Por tais motivos, revoguei a prisão preventiva dos pacientes VALDEMAR VIEIRA, SANCHES DE SOUZA, ROGERIO DE SOUZA, ENIVALDO REGINALDO, ADELINO DE SOUZA PORTILHO, ARGEMIRO DOS SANTOS, CLEDEILDO DE SOUZA e ADELIO DE SOUZA, fixando, em substituição, as seguintes medidas cautelares: i) comparecimento bimestral ao juízo de origem, para informar e justificar suas atividades (CPP, art. 319, I); ii) proibição de retorno ao local dos fatos investigados (art. 319, II, do CPP); e iii) proibição de ausentar-se do seu domicílio, por mais de 7 (sete) dias, sem prévia e expressa autorização do juízo impetrado (CPP, art. 319, IV); bem como do paciente MAGNO DE SOUZA, fixando, em substituição, além das medidas cautelares já impostas aos coinvestigados, a monitoração eletrônica (CPP, art. 319, IX).

No entanto, em relação ao paciente MAGNO DE SOUZA, tendo em vista os documentos que foram apresentados (IDs 274585627, 274620683, 274963586 e 274633637) após a decisão liminar, revoguei a medida de monitoração eletrônica fixada, diante das dificuldades fáticas que o paciente vinha enfrentando para cumpri-la (ID 275144951).

O fato é que, desde então, não se tem notícia de descumprimento de qualquer das medidas cautelares fixadas, que, como tal, têm sido hábeis a acautelar a persecução penal.

A propósito, destaco o seguinte trecho do parecer subscrito pela Procuradora Regional da República Adriana da Silva Fernandes (ID 273679999):

Com efeito, mostra-se cabível a substituição da prisão preventiva por outras medidas cautelares diversas, ressaltando-se que o recolhimento poderá ser novamente decretado em caso de descumprimento.

[...]

Dessa forma, entende o Ministério Público Federal que deve ser confirmada a liminar concedida.

Posto isso, CONCEDO A ORDEM de habeas corpus, confirmando a decisão liminar que revogou a prisão preventiva dos pacientes VALDEMAR VIEIRA, SANCHES DE SOUZA, ROGERIO DE SOUZA, ENIVALDO REGINALDO, ADELINO DE SOUZA PORTILHO, ARGEMIRO DOS SANTOS, CLEDEILDO DE SOUZA, ADELIO DE SOUZA e MAGNO DE SOUZA, substituindo-a pelas medidas cautelares previstas no art. 319, I, II e IV do Código de Processo Penal.

É o voto.



E M E N T A

PROCESSUAL PENAL. HABEAS CORPUS. PRISÃO PREVENTIVA. ORDEM CONCEDIDA.

1. A prisão preventiva é espécie de prisão cautelar que pode ser decretada pelo juiz em qualquer fase da investigação policial ou do processo penal, a requerimento do Ministério Público, do querelante ou do assistente, ou por representação da autoridade policial, como garantia da ordem pública, da ordem econômica, por conveniência da instrução criminal ou para assegurar a aplicação da lei penal, quando houver prova da existência do crime e indício suficiente de autoria e de perigo gerado pelo estado de liberdade do imputado (CPP, artigos 311 e 312, na redação dada pela Lei nº 13.964/2019), somente sendo determinada quando não for cabível a sua substituição por outra medida cautelar (CPP, artigos 282, § 6º, e 319).
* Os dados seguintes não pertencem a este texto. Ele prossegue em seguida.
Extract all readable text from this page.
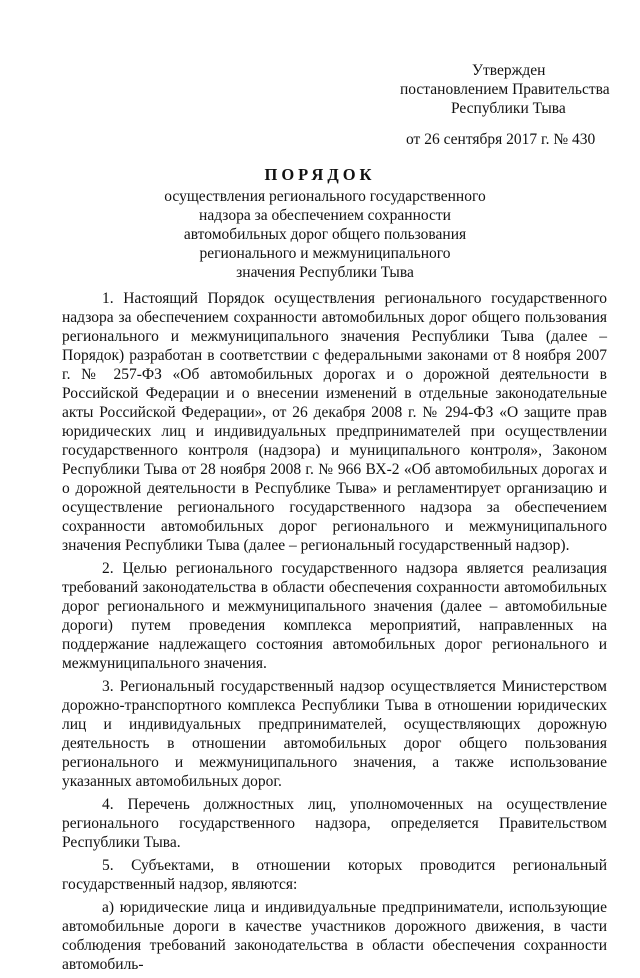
Утвержден
постановлением Правительства
Республики Тыва
от 26 сентября 2017 г. № 430
ПОРЯДОК
осуществления регионального государственного
надзора за обеспечением сохранности
автомобильных дорог общего пользования
регионального и межмуниципального
значения Республики Тыва

1. Настоящий Порядок осуществления регионального государственного надзора за обеспечением сохранности автомобильных дорог общего пользования регионального и межмуниципального значения Республики Тыва (далее – Порядок) разработан в соответствии с федеральными законами от 8 ноября 2007 г. № 257-ФЗ «Об автомобильных дорогах и о дорожной деятельности в Российской Федерации и о внесении изменений в отдельные законодательные акты Российской Федерации», от 26 декабря 2008 г. № 294-ФЗ «О защите прав юридических лиц и индивидуальных предпринимателей при осуществлении государственного контроля (надзора) и муниципального контроля», Законом Республики Тыва от 28 ноября 2008 г. № 966 ВХ-2 «Об автомобильных дорогах и о дорожной деятельности в Республике Тыва» и регламентирует организацию и осуществление регионального государственного надзора за обеспечением сохранности автомобильных дорог регионального и межмуниципального значения Республики Тыва (далее – региональный государственный надзор).

2. Целью регионального государственного надзора является реализация требований законодательства в области обеспечения сохранности автомобильных дорог регионального и межмуниципального значения (далее – автомобильные дороги) путем проведения комплекса мероприятий, направленных на поддержание надлежащего состояния автомобильных дорог регионального и межмуниципального значения.

3. Региональный государственный надзор осуществляется Министерством дорожно-транспортного комплекса Республики Тыва в отношении юридических лиц и индивидуальных предпринимателей, осуществляющих дорожную деятельность в отношении автомобильных дорог общего пользования регионального и межмуниципального значения, а также использование указанных автомобильных дорог.

4. Перечень должностных лиц, уполномоченных на осуществление регионального государственного надзора, определяется Правительством Республики Тыва.

5. Субъектами, в отношении которых проводится региональный государственный надзор, являются:

а) юридические лица и индивидуальные предприниматели, использующие автомобильные дороги в качестве участников дорожного движения, в части соблюдения требований законодательства в области обеспечения сохранности автомобиль-
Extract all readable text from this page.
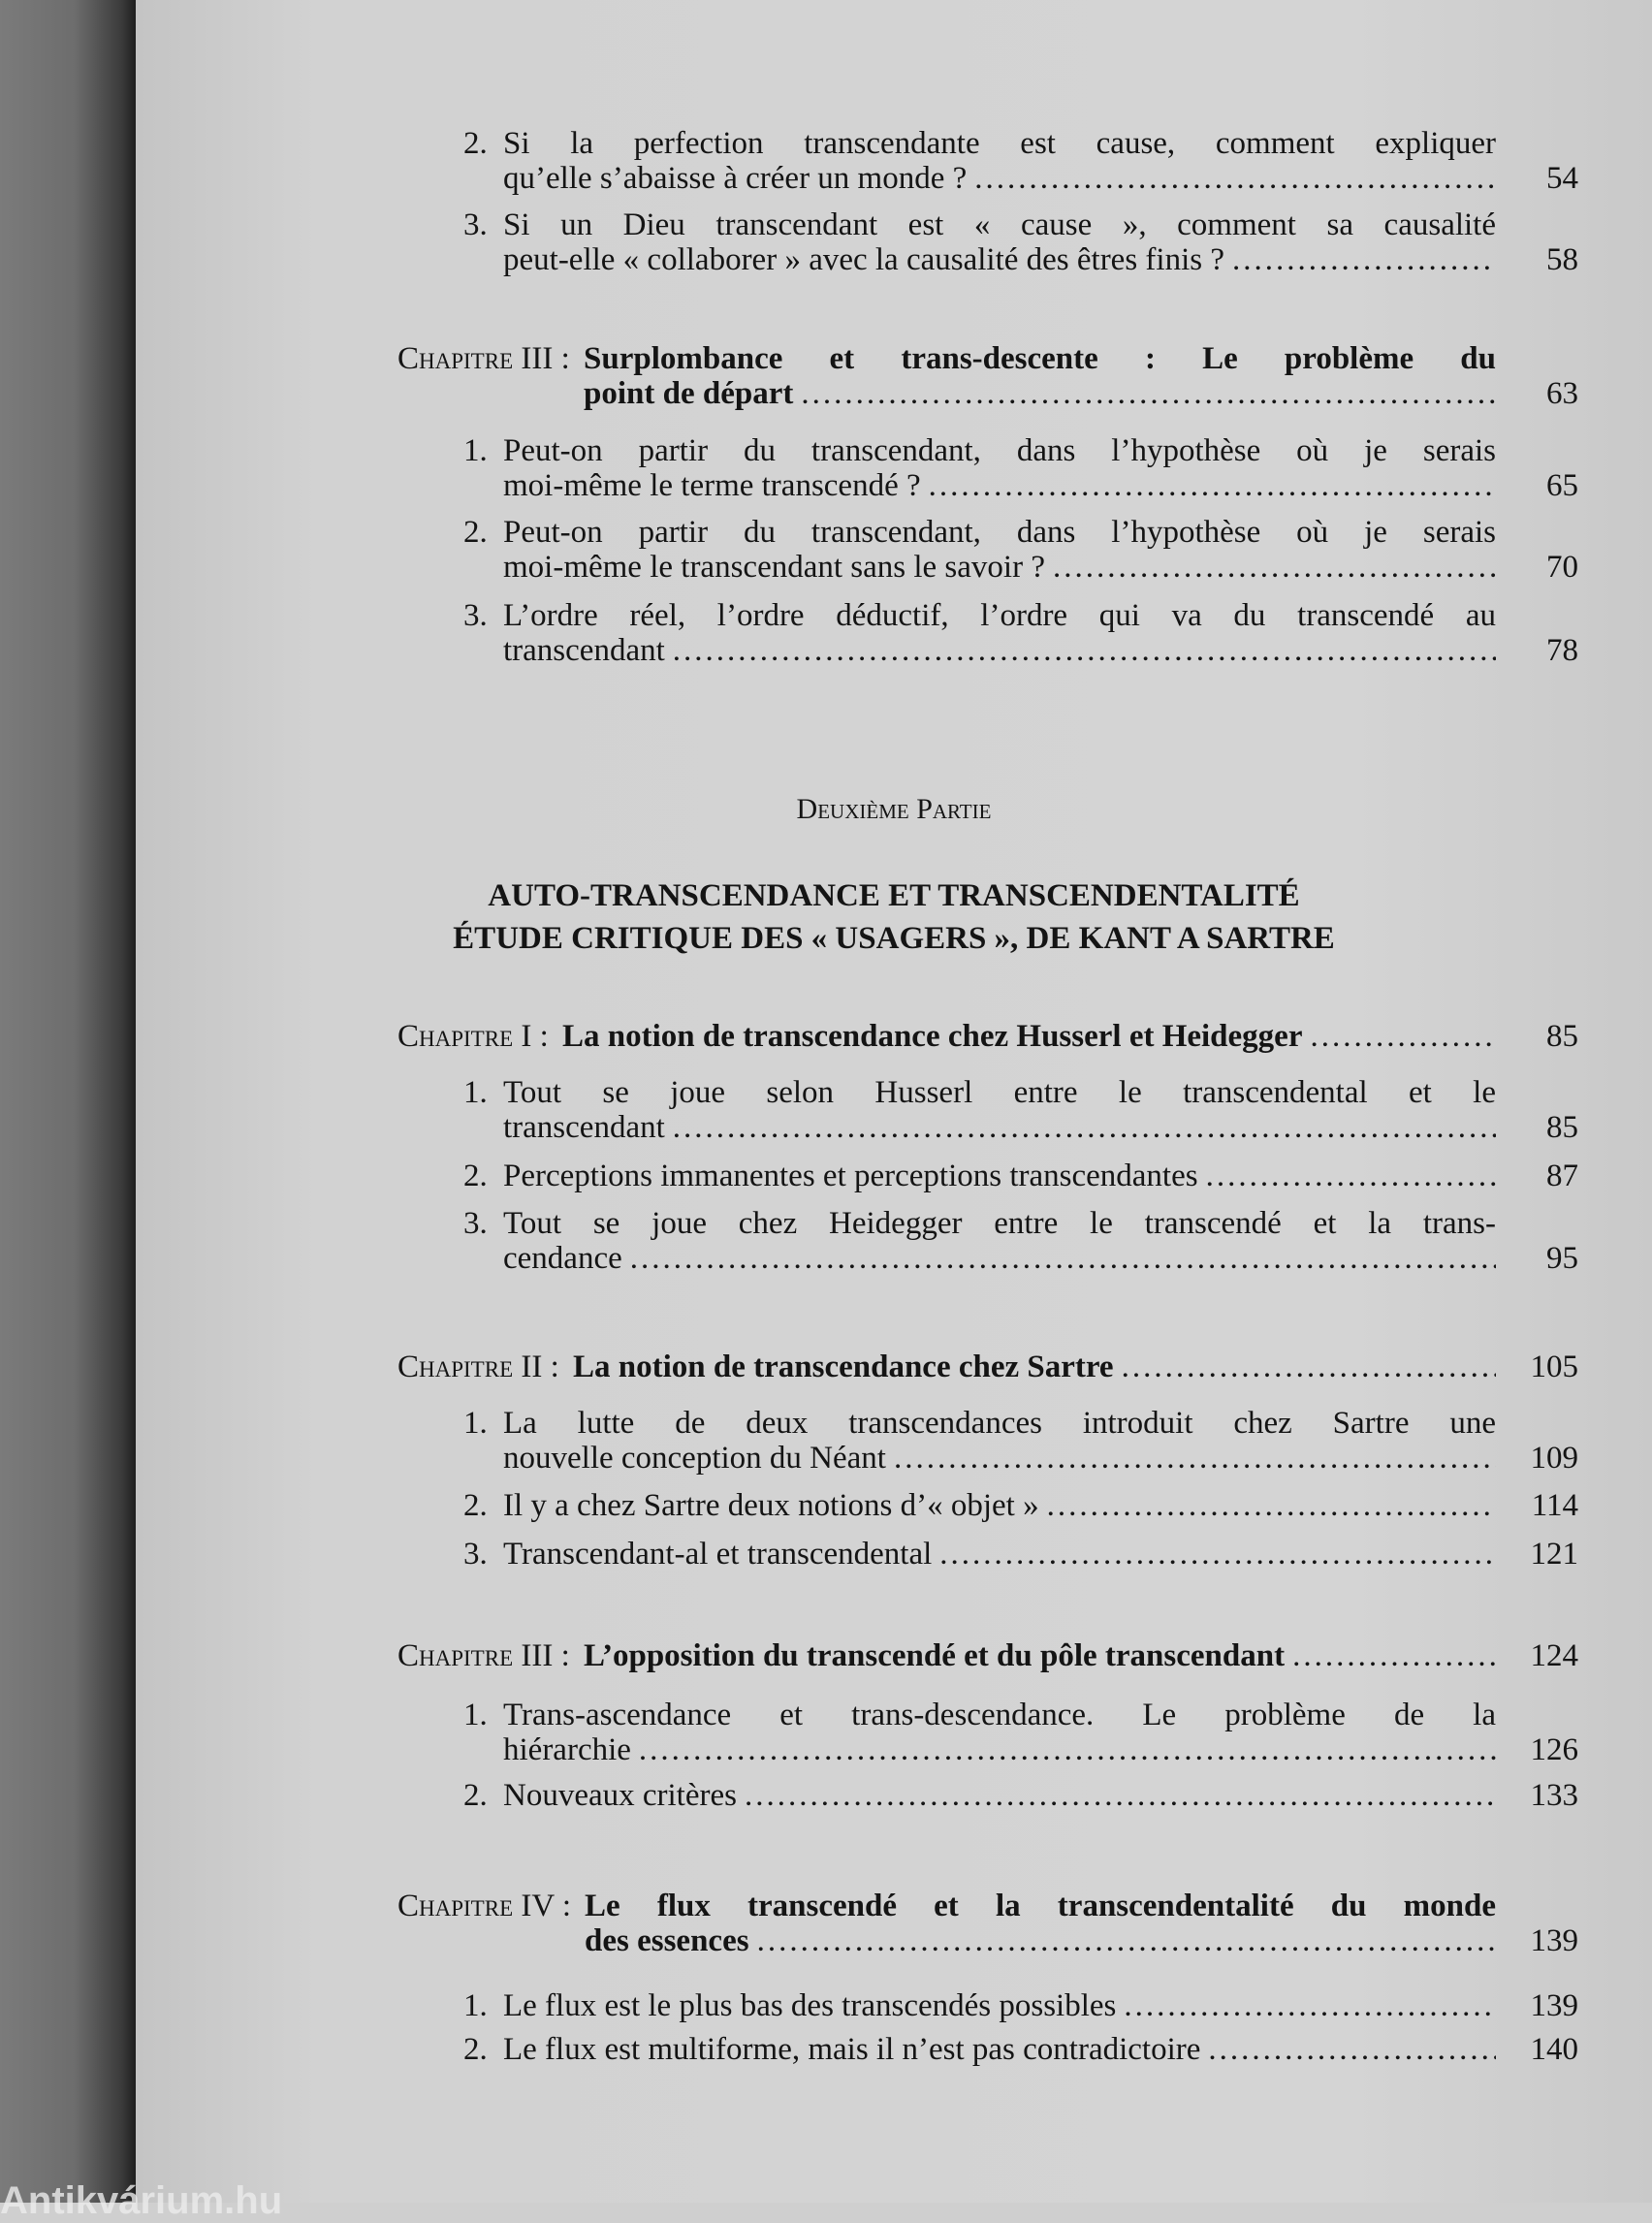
2. Si la perfection transcendante est cause, comment expliquer
qu’elle s’abaisse à créer un monde ? .....	54
3. Si un Dieu transcendant est « cause », comment sa causalité
peut-elle « collaborer » avec la causalité des êtres finis ? .....	58
Chapitre III : Surplombance et trans-descente : Le problème du
point de départ .....	63
1. Peut-on partir du transcendant, dans l’hypothèse où je serais
moi-même le terme transcendé ? .....	65
2. Peut-on partir du transcendant, dans l’hypothèse où je serais
moi-même le transcendant sans le savoir ? .....	70
3. L’ordre réel, l’ordre déductif, l’ordre qui va du transcendé au
transcendant .....	78
Chapitre I : La notion de transcendance chez Husserl et Heidegger .....	85
1. Tout se joue selon Husserl entre le transcendental et le
transcendant .....	85
2. Perceptions immanentes et perceptions transcendantes .....	87
3. Tout se joue chez Heidegger entre le transcendé et la trans-
cendance .....	95
Chapitre II : La notion de transcendance chez Sartre .....	105
1. La lutte de deux transcendances introduit chez Sartre une
nouvelle conception du Néant .....	109
2. Il y a chez Sartre deux notions d’« objet » .....	114
3. Transcendant-al et transcendental .....	121
Chapitre III : L’opposition du transcendé et du pôle transcendant .....	124
1. Trans-ascendance et trans-descendance. Le problème de la
hiérarchie .....	126
2. Nouveaux critères .....	133
Chapitre IV : Le flux transcendé et la transcendentalité du monde
des essences .....	139
1. Le flux est le plus bas des transcendés possibles .....	139
2. Le flux est multiforme, mais il n’est pas contradictoire .....	140
Deuxième Partie
AUTO-TRANSCENDANCE ET TRANSCENDENTALITÉ
ÉTUDE CRITIQUE DES « USAGERS », DE KANT A SARTRE
Antikvárium.hu
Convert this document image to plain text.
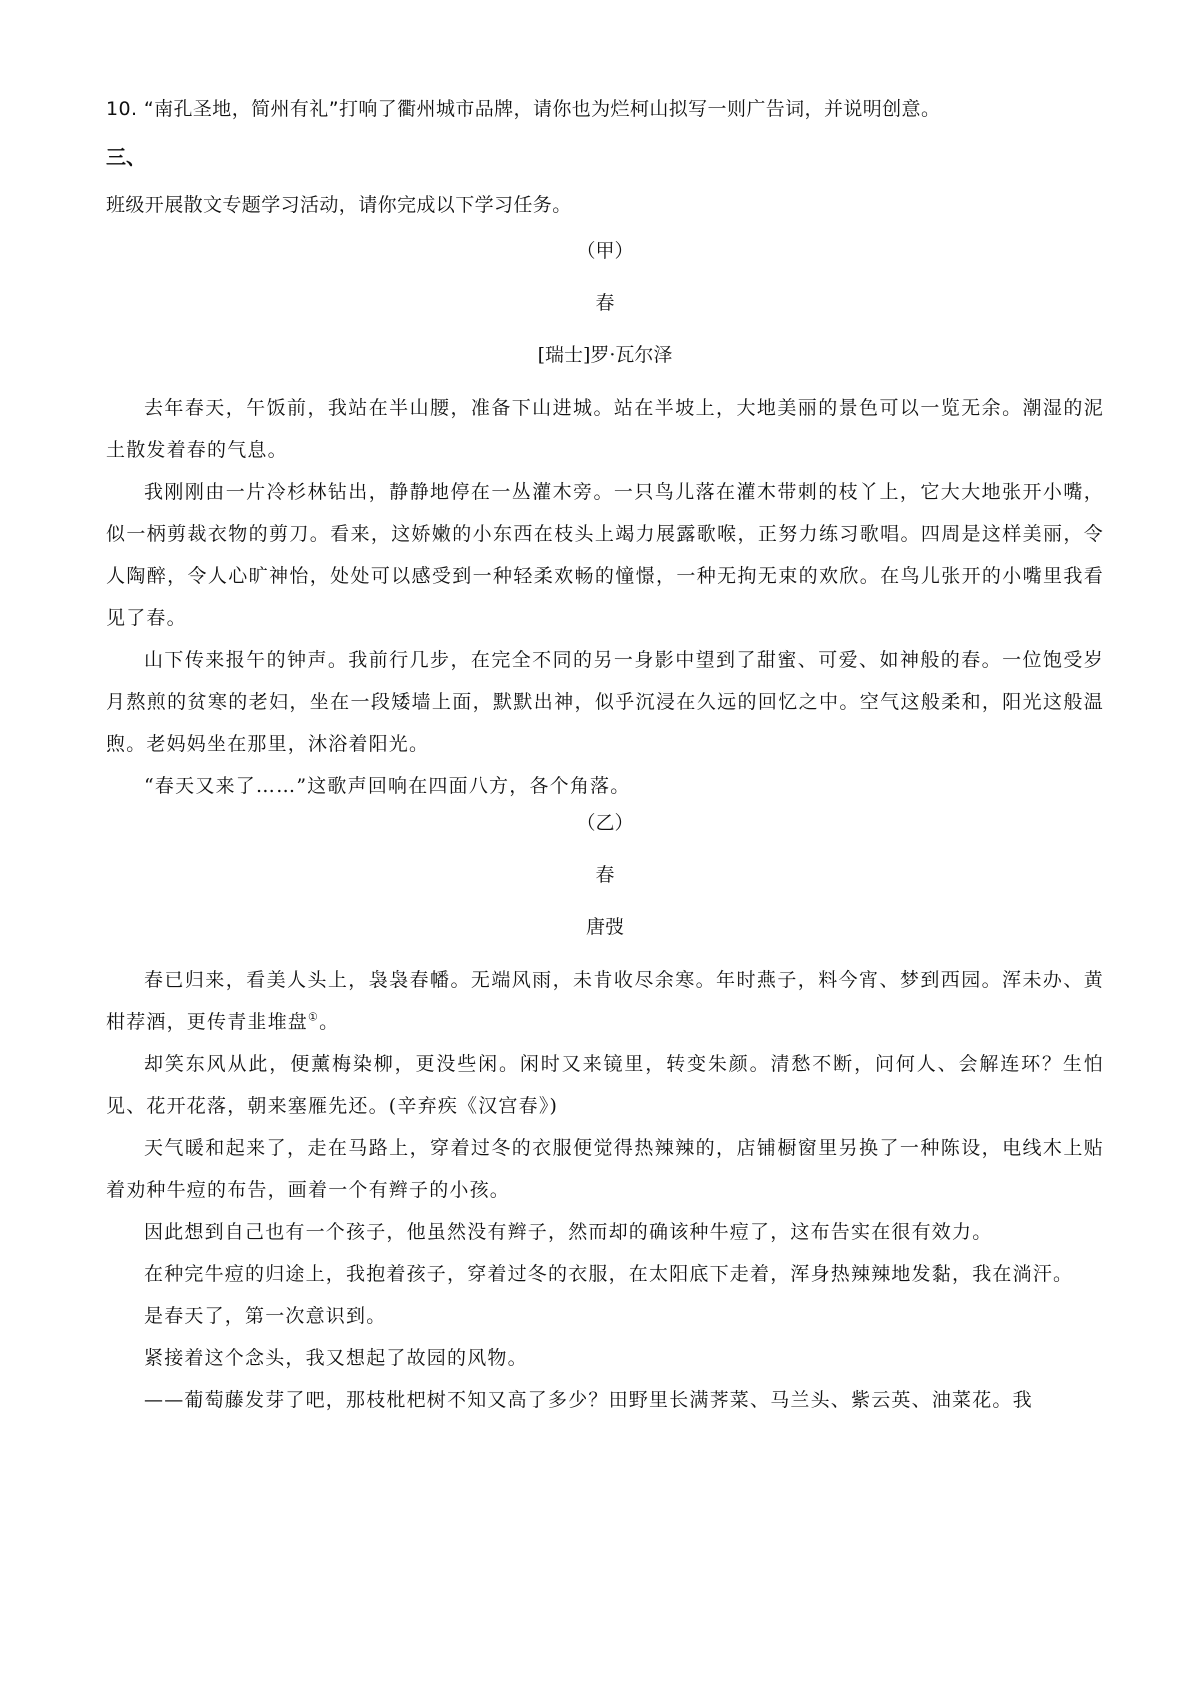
10. “南孔圣地，简州有礼”打响了衢州城市品牌，请你也为烂柯山拟写一则广告词，并说明创意。
三、
班级开展散文专题学习活动，请你完成以下学习任务。
（甲）
春
[瑞士]罗·瓦尔泽

去年春天，午饭前，我站在半山腰，准备下山进城。站在半坡上，大地美丽的景色可以一览无余。潮湿的泥土散发着春的气息。

我刚刚由一片冷杉林钻出，静静地停在一丛灌木旁。一只鸟儿落在灌木带刺的枝丫上，它大大地张开小嘴，似一柄剪裁衣物的剪刀。看来，这娇嫩的小东西在枝头上竭力展露歌喉，正努力练习歌唱。四周是这样美丽，令人陶醉，令人心旷神怡，处处可以感受到一种轻柔欢畅的憧憬，一种无拘无束的欢欣。在鸟儿张开的小嘴里我看见了春。

山下传来报午的钟声。我前行几步，在完全不同的另一身影中望到了甜蜜、可爱、如神般的春。一位饱受岁月熬煎的贫寒的老妇，坐在一段矮墙上面，默默出神，似乎沉浸在久远的回忆之中。空气这般柔和，阳光这般温煦。老妈妈坐在那里，沐浴着阳光。

“春天又来了……”这歌声回响在四面八方，各个角落。

（乙）
春
唐弢

春已归来，看美人头上，袅袅春幡。无端风雨，未肯收尽余寒。年时燕子，料今宵、梦到西园。浑未办、黄柑荐酒，更传青韭堆盘①。

却笑东风从此，便薰梅染柳，更没些闲。闲时又来镜里，转变朱颜。清愁不断，问何人、会解连环？生怕见、花开花落，朝来塞雁先还。(辛弃疾《汉宫春》)

天气暖和起来了，走在马路上，穿着过冬的衣服便觉得热辣辣的，店铺橱窗里另换了一种陈设，电线木上贴着劝种牛痘的布告，画着一个有辫子的小孩。

因此想到自己也有一个孩子，他虽然没有辫子，然而却的确该种牛痘了，这布告实在很有效力。

在种完牛痘的归途上，我抱着孩子，穿着过冬的衣服，在太阳底下走着，浑身热辣辣地发黏，我在淌汗。

是春天了，第一次意识到。

紧接着这个念头，我又想起了故园的风物。

——葡萄藤发芽了吧，那枝枇杷树不知又高了多少？田野里长满荠菜、马兰头、紫云英、油菜花。我
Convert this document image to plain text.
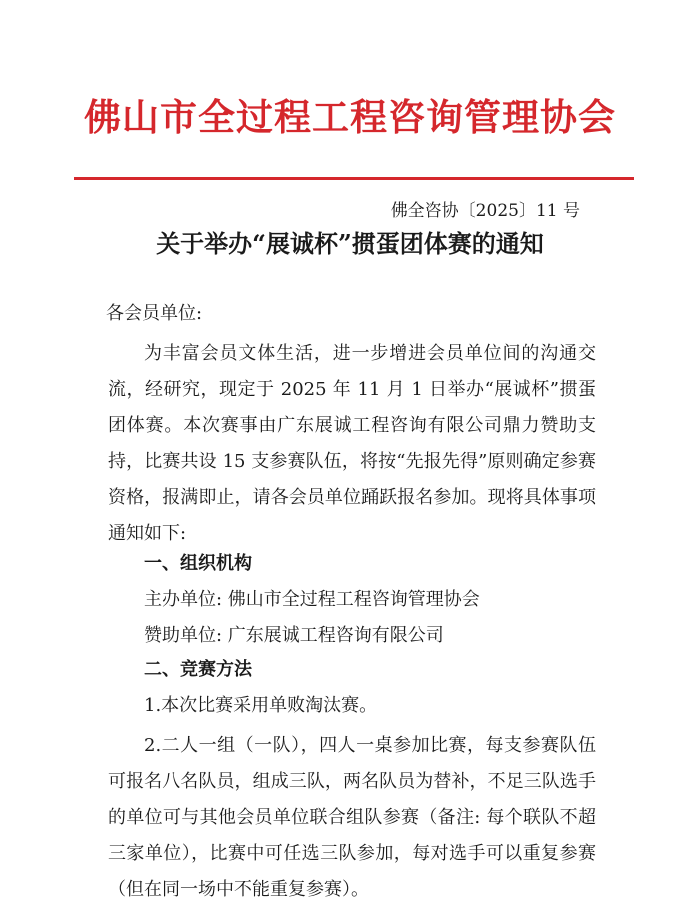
佛山市全过程工程咨询管理协会
佛全咨协〔2025〕11 号
关于举办“展诚杯”掼蛋团体赛的通知
各会员单位:
为丰富会员文体生活，进一步增进会员单位间的沟通交流，经研究，现定于 2025 年 11 月 1 日举办“展诚杯”掼蛋团体赛。本次赛事由广东展诚工程咨询有限公司鼎力赞助支持，比赛共设 15 支参赛队伍，将按“先报先得”原则确定参赛资格，报满即止，请各会员单位踊跃报名参加。现将具体事项通知如下:
一、组织机构
主办单位: 佛山市全过程工程咨询管理协会
赞助单位: 广东展诚工程咨询有限公司
二、竞赛方法
1.本次比赛采用单败淘汰赛。
2.二人一组（一队），四人一桌参加比赛，每支参赛队伍可报名八名队员，组成三队，两名队员为替补，不足三队选手的单位可与其他会员单位联合组队参赛（备注: 每个联队不超三家单位），比赛中可任选三队参加，每对选手可以重复参赛（但在同一场中不能重复参赛）。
É a ultima ratio do sistema de medidas cautelares previsto no Código de Processo Penal, especialmente depois da Lei nº 13.964/2019.

2. A prisão preventiva, como ultima ratio do sistema processual penal cautelar, só deve ser mantida, nos termos do art. 282 do Código de Processo Penal, se necessária para a aplicação da lei penal, para a investigação ou a instrução criminal e, nos casos expressamente previstos, para evitar a prática de infrações penais (inciso I), bem como deve ser adequada e proporcional à gravidade do crime, circunstâncias do fato e condições pessoais do indiciado ou acusado (inciso II).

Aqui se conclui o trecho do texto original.